The Governesses’ Benevolent Institution was formed in 1843 to help active governesses seek positions and aged ones to live in retirement. They tackled the central problem of education by founding Queen’s College in 1848 with an academic curriculum that developed sciences and languages as well as basic subjects and accomplishments [drawing, music, dancing, and needlework]. A similar institution, Bedford College, was opened in 1849. Pupils from these colleges influenced many areas of feminist life in the 1860s and 1870s: The English Woman’s Journal, the Social Science Association, the early suffrage and married women’s property movements all stemmed from them. Ex-Queen’s students dominated many areas of feminist development, for example, Sophia Jex Blake, the first English doctor and Octavia Hill, the social work pioneer. But most important were Miss Beale and Miss Buss.
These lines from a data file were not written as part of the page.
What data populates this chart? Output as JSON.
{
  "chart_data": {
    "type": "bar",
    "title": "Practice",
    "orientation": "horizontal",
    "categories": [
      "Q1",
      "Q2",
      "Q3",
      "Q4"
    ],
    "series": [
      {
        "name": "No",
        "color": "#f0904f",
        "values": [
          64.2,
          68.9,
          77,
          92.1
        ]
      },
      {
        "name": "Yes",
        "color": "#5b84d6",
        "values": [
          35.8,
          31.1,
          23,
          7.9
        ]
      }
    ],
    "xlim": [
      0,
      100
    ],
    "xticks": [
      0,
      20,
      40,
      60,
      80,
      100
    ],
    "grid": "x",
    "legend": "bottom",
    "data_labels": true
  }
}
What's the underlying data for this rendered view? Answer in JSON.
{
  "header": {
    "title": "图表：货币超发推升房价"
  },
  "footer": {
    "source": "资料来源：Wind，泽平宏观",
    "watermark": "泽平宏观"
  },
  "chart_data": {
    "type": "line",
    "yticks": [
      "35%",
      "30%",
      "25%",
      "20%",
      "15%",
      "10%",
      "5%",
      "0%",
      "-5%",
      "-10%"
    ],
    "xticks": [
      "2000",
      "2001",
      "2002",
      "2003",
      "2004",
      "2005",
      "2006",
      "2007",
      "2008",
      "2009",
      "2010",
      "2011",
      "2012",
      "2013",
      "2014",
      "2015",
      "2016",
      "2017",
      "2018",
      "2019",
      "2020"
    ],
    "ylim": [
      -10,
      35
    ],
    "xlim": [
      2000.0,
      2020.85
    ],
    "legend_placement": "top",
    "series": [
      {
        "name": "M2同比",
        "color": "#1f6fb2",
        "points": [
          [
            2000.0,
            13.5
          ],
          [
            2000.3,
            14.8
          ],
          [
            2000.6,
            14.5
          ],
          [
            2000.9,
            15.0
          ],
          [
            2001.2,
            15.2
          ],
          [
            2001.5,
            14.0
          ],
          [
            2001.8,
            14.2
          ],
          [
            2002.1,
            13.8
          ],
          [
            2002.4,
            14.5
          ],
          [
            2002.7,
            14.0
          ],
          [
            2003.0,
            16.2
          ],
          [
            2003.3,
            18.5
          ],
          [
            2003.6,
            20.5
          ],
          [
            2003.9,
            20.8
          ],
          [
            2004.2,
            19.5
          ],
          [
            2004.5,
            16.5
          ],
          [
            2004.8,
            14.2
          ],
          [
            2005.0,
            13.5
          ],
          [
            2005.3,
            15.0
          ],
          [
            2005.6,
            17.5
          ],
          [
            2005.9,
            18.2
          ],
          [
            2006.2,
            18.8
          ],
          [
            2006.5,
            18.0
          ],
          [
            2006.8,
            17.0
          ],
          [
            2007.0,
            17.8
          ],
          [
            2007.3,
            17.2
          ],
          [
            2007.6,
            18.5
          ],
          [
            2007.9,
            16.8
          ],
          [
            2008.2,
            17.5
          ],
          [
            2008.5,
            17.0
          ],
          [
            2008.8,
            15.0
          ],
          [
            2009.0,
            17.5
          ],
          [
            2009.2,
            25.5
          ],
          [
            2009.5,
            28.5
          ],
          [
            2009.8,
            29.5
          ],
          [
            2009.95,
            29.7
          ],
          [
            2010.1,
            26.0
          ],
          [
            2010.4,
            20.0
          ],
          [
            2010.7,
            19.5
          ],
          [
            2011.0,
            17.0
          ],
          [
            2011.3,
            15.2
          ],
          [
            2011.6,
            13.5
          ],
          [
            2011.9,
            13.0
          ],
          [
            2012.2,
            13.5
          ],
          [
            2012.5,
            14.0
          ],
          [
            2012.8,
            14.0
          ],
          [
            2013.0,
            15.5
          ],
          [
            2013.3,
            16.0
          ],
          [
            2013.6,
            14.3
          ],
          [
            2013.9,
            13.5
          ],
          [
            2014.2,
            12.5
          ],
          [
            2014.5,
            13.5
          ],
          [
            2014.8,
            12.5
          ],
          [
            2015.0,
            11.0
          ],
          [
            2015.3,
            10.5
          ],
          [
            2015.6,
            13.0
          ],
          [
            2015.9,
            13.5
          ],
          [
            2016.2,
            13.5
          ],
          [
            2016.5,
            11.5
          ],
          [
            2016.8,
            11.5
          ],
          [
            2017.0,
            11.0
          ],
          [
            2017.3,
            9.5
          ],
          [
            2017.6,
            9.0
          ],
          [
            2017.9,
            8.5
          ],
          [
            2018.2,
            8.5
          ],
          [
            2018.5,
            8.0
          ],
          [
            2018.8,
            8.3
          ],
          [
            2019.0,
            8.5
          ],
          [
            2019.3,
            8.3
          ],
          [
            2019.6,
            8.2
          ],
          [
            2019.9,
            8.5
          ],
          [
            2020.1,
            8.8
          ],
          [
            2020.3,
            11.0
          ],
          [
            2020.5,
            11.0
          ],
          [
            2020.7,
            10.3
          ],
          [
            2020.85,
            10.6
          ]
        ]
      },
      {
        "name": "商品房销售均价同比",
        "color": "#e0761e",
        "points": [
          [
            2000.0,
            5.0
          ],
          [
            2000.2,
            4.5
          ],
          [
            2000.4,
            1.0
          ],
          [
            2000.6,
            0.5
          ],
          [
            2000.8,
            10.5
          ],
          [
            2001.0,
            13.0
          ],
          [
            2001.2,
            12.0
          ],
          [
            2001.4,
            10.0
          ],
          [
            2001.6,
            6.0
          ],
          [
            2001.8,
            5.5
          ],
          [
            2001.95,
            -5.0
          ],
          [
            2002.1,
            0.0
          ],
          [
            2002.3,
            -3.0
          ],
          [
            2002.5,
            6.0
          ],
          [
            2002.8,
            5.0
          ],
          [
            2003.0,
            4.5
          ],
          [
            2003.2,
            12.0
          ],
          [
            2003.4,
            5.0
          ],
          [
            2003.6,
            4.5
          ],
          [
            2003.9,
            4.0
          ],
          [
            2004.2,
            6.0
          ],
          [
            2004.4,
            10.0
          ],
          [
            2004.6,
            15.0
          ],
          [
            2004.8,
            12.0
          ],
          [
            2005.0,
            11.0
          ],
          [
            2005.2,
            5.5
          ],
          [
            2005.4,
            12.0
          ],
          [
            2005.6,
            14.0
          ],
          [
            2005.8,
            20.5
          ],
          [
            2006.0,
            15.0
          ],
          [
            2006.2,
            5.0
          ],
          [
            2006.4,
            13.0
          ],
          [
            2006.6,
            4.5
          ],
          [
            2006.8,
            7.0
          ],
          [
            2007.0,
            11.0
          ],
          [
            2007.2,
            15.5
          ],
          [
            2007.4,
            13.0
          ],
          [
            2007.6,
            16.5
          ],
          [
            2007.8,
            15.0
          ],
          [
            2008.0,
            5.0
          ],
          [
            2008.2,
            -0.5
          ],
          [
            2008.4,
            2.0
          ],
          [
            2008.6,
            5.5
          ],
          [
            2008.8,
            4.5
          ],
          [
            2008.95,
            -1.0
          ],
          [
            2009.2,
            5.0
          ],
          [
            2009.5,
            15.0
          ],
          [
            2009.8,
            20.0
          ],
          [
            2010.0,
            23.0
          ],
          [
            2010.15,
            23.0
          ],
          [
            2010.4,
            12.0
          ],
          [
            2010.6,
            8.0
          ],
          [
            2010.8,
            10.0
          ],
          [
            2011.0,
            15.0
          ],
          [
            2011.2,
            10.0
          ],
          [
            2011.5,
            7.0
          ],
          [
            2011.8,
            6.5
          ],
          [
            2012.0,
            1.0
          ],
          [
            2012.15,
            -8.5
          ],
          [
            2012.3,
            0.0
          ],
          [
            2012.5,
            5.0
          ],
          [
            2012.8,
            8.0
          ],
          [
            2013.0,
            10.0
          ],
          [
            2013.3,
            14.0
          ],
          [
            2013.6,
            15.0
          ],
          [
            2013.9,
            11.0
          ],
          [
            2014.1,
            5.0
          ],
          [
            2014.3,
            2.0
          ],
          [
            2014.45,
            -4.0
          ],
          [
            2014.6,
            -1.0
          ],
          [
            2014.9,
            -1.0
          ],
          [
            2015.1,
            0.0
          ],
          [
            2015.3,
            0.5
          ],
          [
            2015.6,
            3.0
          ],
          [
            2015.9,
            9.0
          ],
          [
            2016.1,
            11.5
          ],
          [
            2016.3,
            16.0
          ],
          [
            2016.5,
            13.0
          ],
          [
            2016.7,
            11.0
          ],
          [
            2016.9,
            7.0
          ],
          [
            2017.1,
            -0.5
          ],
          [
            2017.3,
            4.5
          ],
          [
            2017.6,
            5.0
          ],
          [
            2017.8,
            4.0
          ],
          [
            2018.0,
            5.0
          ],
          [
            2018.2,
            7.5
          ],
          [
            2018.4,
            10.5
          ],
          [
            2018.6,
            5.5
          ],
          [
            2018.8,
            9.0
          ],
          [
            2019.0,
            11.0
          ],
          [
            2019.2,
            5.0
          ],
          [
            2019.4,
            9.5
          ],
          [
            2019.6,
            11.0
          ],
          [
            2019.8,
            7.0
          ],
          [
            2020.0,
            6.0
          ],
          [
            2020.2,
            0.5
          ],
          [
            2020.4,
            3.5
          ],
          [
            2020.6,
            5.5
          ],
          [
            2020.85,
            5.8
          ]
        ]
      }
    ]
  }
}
Dorothea Beale and her friend Frances Mary Buss created respectively the girls’ public boarding school and the girls’ grammar school. In 1858 Miss Beale took over the recently founded Cheltenham Ladies College and turned it into the model of the high-quality girls’ boarding school. St Leonards and Roedean were founded after 1870 based on its example. Miss Buss’ North London Collegiate School began in 1850 in Camden Town to meet the problem of the lack of education for middle class girls. She believed in the important of home life in the upbringing of girls and it deliberately remained a day school. In both institutions the curriculum included subjects like science and Latin. Both institutions might have remained unique in their own areas had not feminist educators brought two powerful factors into play:

  • Public examinations were opened to girls. Oxford and Cambridge had started Local Examinations for boys’ schools in 1858 providing an external common standard. The Victorians placed great stress on examinations as a means of raising academic performance and deciding the fitness of candidates for public office. Feminists saw that without the standard demanded of boys the new academic girls’ education would not be taken seriously. Emily Davies, the future founder of Girton College and sister of a Principal of Queen’s College, urged Cambridge to admit girls to its Locals, that it did experimentally in 1863. Miss Buss sent 25 candidates and following this success Local school examinations were formally opened to girls by Cambridge, Edinburgh and Durham universities in 1865 and 1866 and Oxford followed suit in 1870.
  • Girls’ education was strengthened and spread after it secured financial aid through endowments. In the 1860s the Taunton Commission examined the issue of endowments for grammar schools. Feminists saw this as another crucial opportunity. Emily Davies insisted the Commission should examine girls’ education and she, and Miss Beale and Miss Buss, gave evidence before it and Miss Beale edited the volume of the report devoted to girls. The result was the Endowed Schools Act 1869 and the creation of the Endowed Schools Commissioners to reform grammar school endowments. They created 47 new grammar schools between 1869 and 1875 and their successors, the charity Commission, created another 47 after 1875. The North London Collegiate gained an endowment from the reorganisation.

The early movement for higher education for girls and its outcome occupied the 1860s. The prime mover was Emily Davies. She wanted higher education for women to widen the range of occupations open to them, fit them for public life, raise the standard of teaching in girls’ schools, advance the cause of women’s suffrage and match the experience of France, Germany and Italy where women were accepted into universities. She took a house in Hitchen in 1869 to prepare girls for Cambridge examinations and in 1873 moved to Cambridge itself as Girton College. At the same time Anne Clough moved to Cambridge in 1871 to set up what was to become Newnham College. Owens College in Manchester admitted women in 1869. This was followed by London in 1878 and Oxford in 1879. These events were of great importance in their timing since when the civic university movement began in the 1870s they accepted the admission of women as a normal policy.


[1] June Purvis A History of Women's Education in England, Open University Press, 1991 covers the period between 1800 and 1914 and is the best introduction to the subject.